Dopo aver rischiato grosso, il Regno dei Paesi Bassi pareggia così l’incontro. Zarraga colpisce un gran doppio e spinge a casa Balentien, in seconda grazie ad una valida da 2 basi. Nell’azione, la difesa del Porto Rico è praticamente perfetta: Pagan effettua il taglio per Baez che con una precisa assistenza tira a casa a Molina che elimina l’accorrente Schoop, precedentemente in base con 4 ball intenzionali.

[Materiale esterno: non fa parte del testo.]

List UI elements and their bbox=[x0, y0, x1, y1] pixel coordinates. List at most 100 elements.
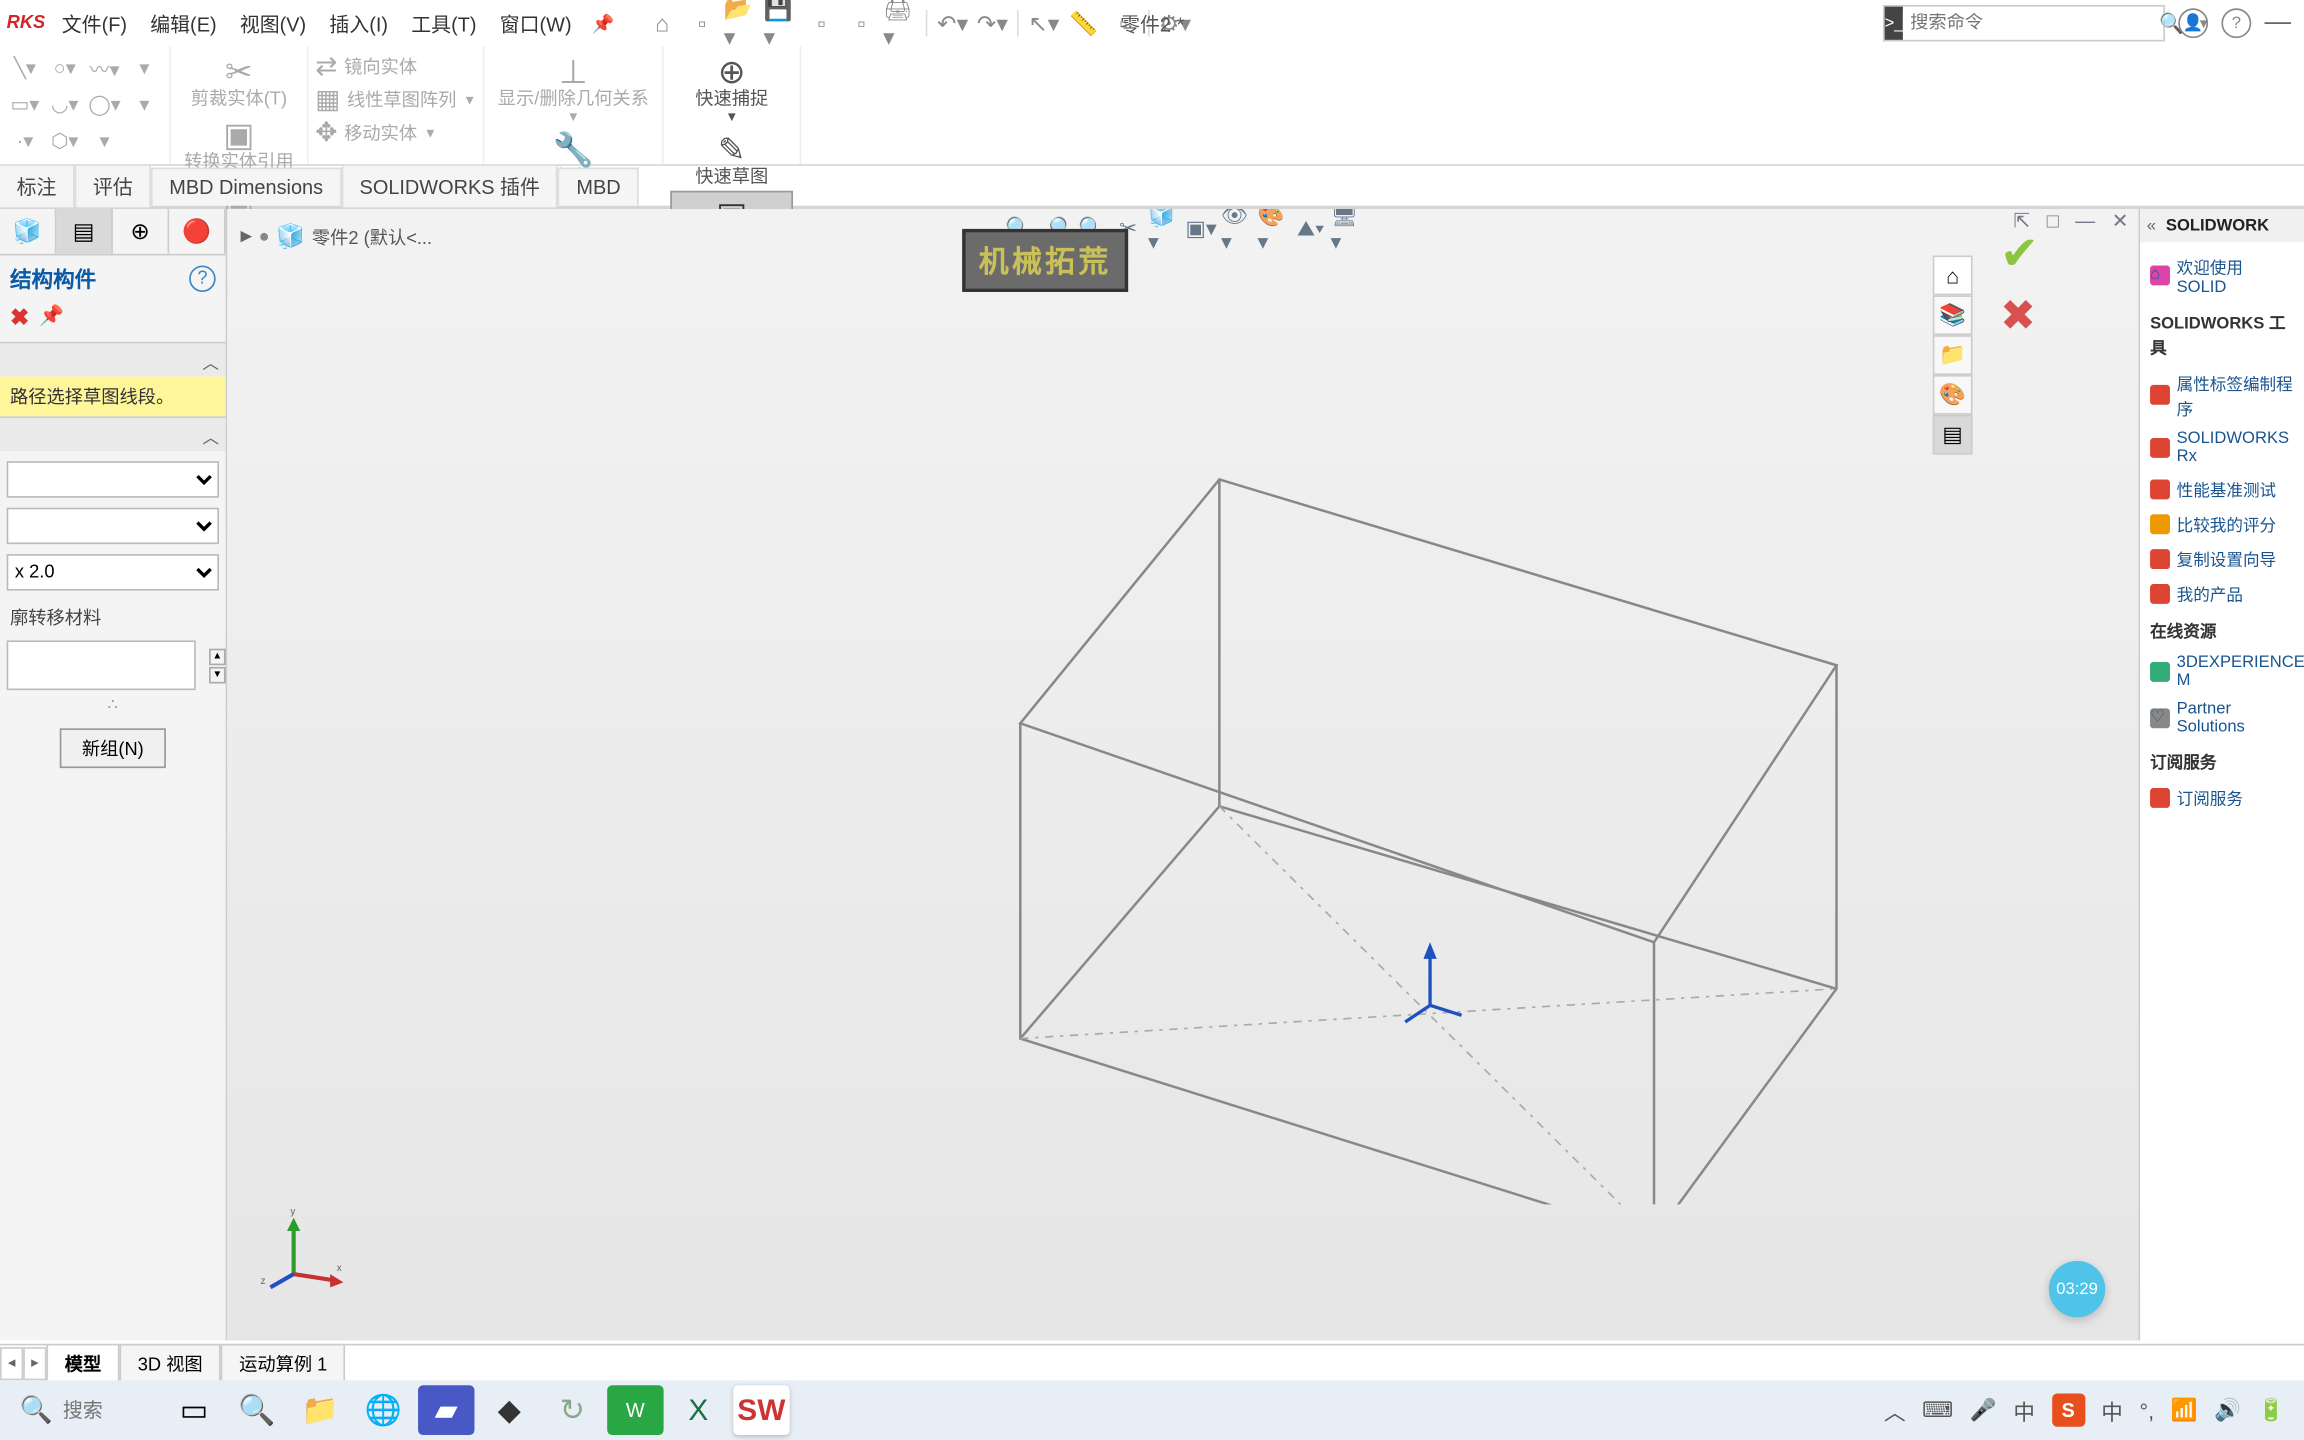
tp-3dexp[interactable]: 3DEXPERIENCE M bbox=[2150, 649, 2294, 695]
sogou-icon[interactable]: S bbox=[2052, 1394, 2085, 1427]
circle-dropdown[interactable]: ○▾ bbox=[46, 50, 82, 86]
home-icon[interactable]: ⌂ bbox=[644, 5, 680, 41]
start-search[interactable]: 🔍 bbox=[7, 1394, 159, 1427]
appearance-icon[interactable]: 🎨▾ bbox=[1258, 212, 1291, 245]
menu-window[interactable]: 窗口(W) bbox=[490, 6, 582, 41]
battery-icon[interactable]: 🔋 bbox=[2258, 1397, 2285, 1424]
menu-edit[interactable]: 编辑(E) bbox=[140, 6, 226, 41]
tp-partner[interactable]: ♡Partner Solutions bbox=[2150, 695, 2294, 741]
chevron-down-icon[interactable]: ▼ bbox=[424, 125, 437, 140]
confirm-ok-icon[interactable]: ✔ bbox=[2000, 226, 2039, 281]
show-relations-button[interactable]: ⊥显示/删除几何关系▼ bbox=[491, 50, 655, 128]
menu-view[interactable]: 视图(V) bbox=[230, 6, 316, 41]
search-input[interactable] bbox=[1904, 13, 2153, 33]
explorer-icon[interactable]: 📁 bbox=[292, 1385, 348, 1435]
rect-dropdown[interactable]: ▭▾ bbox=[7, 86, 43, 122]
wifi-icon[interactable]: 📶 bbox=[2171, 1397, 2198, 1424]
view-settings-icon[interactable]: 🖥▾ bbox=[1331, 212, 1364, 245]
spin-up-icon[interactable]: ▲ bbox=[209, 648, 226, 665]
tab-mbd[interactable]: MBD bbox=[558, 167, 639, 205]
pm-tab-property[interactable]: ▤ bbox=[56, 209, 112, 254]
tab-note[interactable]: 标注 bbox=[0, 164, 75, 207]
display-style-icon[interactable]: ▣▾ bbox=[1185, 212, 1218, 245]
tp-perf[interactable]: 性能基准测试 bbox=[2150, 471, 2294, 506]
edge-icon[interactable]: 🌐 bbox=[355, 1385, 411, 1435]
pm-tab-appearance[interactable]: 🔴 bbox=[169, 209, 225, 254]
minimize-icon[interactable]: — bbox=[2265, 8, 2292, 38]
tp-library-icon[interactable]: 📚 bbox=[1933, 295, 1973, 335]
confirm-cancel-icon[interactable]: ✖ bbox=[2000, 290, 2039, 341]
tab-next-icon[interactable]: ▸ bbox=[23, 1346, 46, 1379]
ruler-icon[interactable]: 📏 bbox=[1065, 5, 1101, 41]
polygon-dropdown[interactable]: ⬡▾ bbox=[46, 123, 82, 159]
select-icon[interactable]: ↖▾ bbox=[1026, 5, 1062, 41]
move-label[interactable]: 移动实体 bbox=[344, 119, 417, 146]
tp-prop-tab[interactable]: 属性标签编制程序 bbox=[2150, 365, 2294, 425]
point-dropdown[interactable]: ·▾ bbox=[7, 123, 43, 159]
taskbar-search-input[interactable] bbox=[63, 1399, 146, 1422]
ellipse-dropdown[interactable]: ◯▾ bbox=[86, 86, 122, 122]
spline-dropdown[interactable]: 〰▾ bbox=[86, 50, 122, 86]
mirror-label[interactable]: 镜向实体 bbox=[344, 53, 417, 80]
user-icon[interactable]: 👤 bbox=[2178, 8, 2208, 38]
tray-up-icon[interactable]: ︿ bbox=[1884, 1394, 1906, 1426]
excel-icon[interactable]: X bbox=[670, 1385, 726, 1435]
tab-prev-icon[interactable]: ◂ bbox=[0, 1346, 23, 1379]
speaker-icon[interactable]: 🔊 bbox=[2214, 1397, 2241, 1424]
tp-home-icon[interactable]: ⌂ bbox=[1933, 255, 1973, 295]
ime-label[interactable]: 中 bbox=[2101, 1394, 2123, 1426]
search-app-icon[interactable]: 🔍 bbox=[229, 1385, 285, 1435]
chevron-down-icon[interactable]: ▾ bbox=[126, 50, 162, 86]
tp-subscription[interactable]: 订阅服务 bbox=[2150, 780, 2294, 815]
pm-group-list[interactable] bbox=[7, 640, 196, 690]
pin-icon[interactable]: 📌 bbox=[592, 12, 615, 34]
tp-my-products[interactable]: 我的产品 bbox=[2150, 576, 2294, 611]
chevron-up-icon[interactable]: ︿ bbox=[202, 348, 219, 373]
arc-dropdown[interactable]: ◡▾ bbox=[46, 86, 82, 122]
tp-custom-icon[interactable]: ▤ bbox=[1933, 415, 1973, 455]
copy-icon[interactable]: ▫ bbox=[843, 5, 879, 41]
chevron-up-icon[interactable]: ︿ bbox=[202, 422, 219, 447]
pm-pin-icon[interactable]: 📌 bbox=[39, 304, 64, 332]
menu-insert[interactable]: 插入(I) bbox=[319, 6, 398, 41]
pm-tab-feature[interactable]: 🧊 bbox=[0, 209, 56, 254]
pm-size-select[interactable]: x 2.0 bbox=[7, 554, 219, 590]
tp-view-icon[interactable]: 🎨 bbox=[1933, 375, 1973, 415]
collapse-icon[interactable]: « bbox=[2147, 216, 2156, 234]
tp-rx[interactable]: SOLIDWORKS Rx bbox=[2150, 425, 2294, 471]
tab-3dview[interactable]: 3D 视图 bbox=[119, 1344, 220, 1382]
spin-down-icon[interactable]: ▼ bbox=[209, 666, 226, 683]
view-triad[interactable]: y x z bbox=[260, 1208, 343, 1291]
scene-icon[interactable]: ⛰▾ bbox=[1294, 212, 1327, 245]
tp-welcome[interactable]: ⌂欢迎使用 SOLID bbox=[2150, 249, 2294, 302]
pm-standard-select[interactable] bbox=[7, 461, 219, 497]
help-icon[interactable]: ? bbox=[2221, 8, 2251, 38]
keyboard-icon[interactable]: ⌨ bbox=[1922, 1397, 1953, 1424]
command-search[interactable]: >_ 🔍 ▼ bbox=[1883, 5, 2165, 41]
open-icon[interactable]: 📂▾ bbox=[724, 5, 760, 41]
pm-cancel-icon[interactable]: ✖ bbox=[10, 304, 29, 332]
graphics-area[interactable]: ▶ ● 🧊 零件2 (默认<... 🔍 🔎 🔍 ✂ 🧊▾ ▣▾ 👁▾ 🎨▾ ⛰▾… bbox=[227, 209, 2138, 1340]
chevron-down-icon[interactable]: ▼ bbox=[463, 92, 476, 107]
breadcrumb-part[interactable]: 零件2 (默认<... bbox=[312, 223, 432, 250]
wechat-icon[interactable]: W bbox=[607, 1385, 663, 1435]
rapid-snap-button[interactable]: ⊕快速捕捉▼ bbox=[670, 50, 793, 128]
print-icon[interactable]: 🖨▾ bbox=[883, 5, 919, 41]
line-dropdown[interactable]: ╲▾ bbox=[7, 50, 43, 86]
tab-mbd-dim[interactable]: MBD Dimensions bbox=[151, 167, 341, 205]
app-icon[interactable]: ▰ bbox=[418, 1385, 474, 1435]
pm-tab-config[interactable]: ⊕ bbox=[113, 209, 169, 254]
text-dropdown[interactable]: ▾ bbox=[86, 123, 122, 159]
tp-copy-wizard[interactable]: 复制设置向导 bbox=[2150, 541, 2294, 576]
pm-help-icon[interactable]: ? bbox=[189, 265, 216, 292]
task-view-icon[interactable]: ▭ bbox=[166, 1385, 222, 1435]
expand-icon[interactable]: ▶ bbox=[241, 227, 252, 245]
redo-icon[interactable]: ↷▾ bbox=[974, 5, 1010, 41]
undo-icon[interactable]: ↶▾ bbox=[934, 5, 970, 41]
tab-eval[interactable]: 评估 bbox=[75, 164, 151, 207]
ime-icon[interactable]: 中 bbox=[2013, 1394, 2035, 1426]
tab-model[interactable]: 模型 bbox=[46, 1344, 119, 1382]
trim-button[interactable]: ✂剪裁实体(T) bbox=[178, 50, 301, 113]
menu-file[interactable]: 文件(F) bbox=[52, 6, 137, 41]
pm-type-select[interactable] bbox=[7, 508, 219, 544]
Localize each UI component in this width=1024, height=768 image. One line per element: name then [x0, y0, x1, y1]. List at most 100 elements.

Sul punteggio di 3-3, la partita arriva così ai supplementari, con l’Olanda che recrimina per aver colpito per ben 3 volte, tra il settimo e il nono inning, in doppio gioco.

Al decimo, Porto Rico fa entrare in partita il closer Edwin Diaz, che realizza subito 3 strike out consecutivi, mentre dall’altra parte il rilievo Van Mil incassa un singolo da Lindor ma fa battere poi in doppio gioco Correa.

Si arriva, quindi, all’undicesima ripresa, la prima con l’uso del tie break, che prevede il posizionamento di 2 uomini in base con zero eliminati. L’Olanda cerca di far avanzare gli uomini sulle basi con un bunt di sacrificio di van der Meer. Per obbligare i cuscini, Porto Rico sceglie quindi di concedere la base intenzionale a De Caster. La mossa si rivela vincente perchè Smith colpisce poi in doppio gioco.

Al cambio di campo, anche il Porto Rico segue la stessa tattica: con 2 uomini in base, Molina li fa avanzare in posizione punto con un bunt. L’Olanda concede quindi 4 ball intenzionali a Baez. Con tutti i cuscini occupati, Rosario batte una volata di sacrificio. Correa segna il punto della vittoria battendo il rilancio della difesa. Porto Rico si impone per 4-3 e aspetta ora di conoscere chi lo affronterà in finale tra USA e Giappone.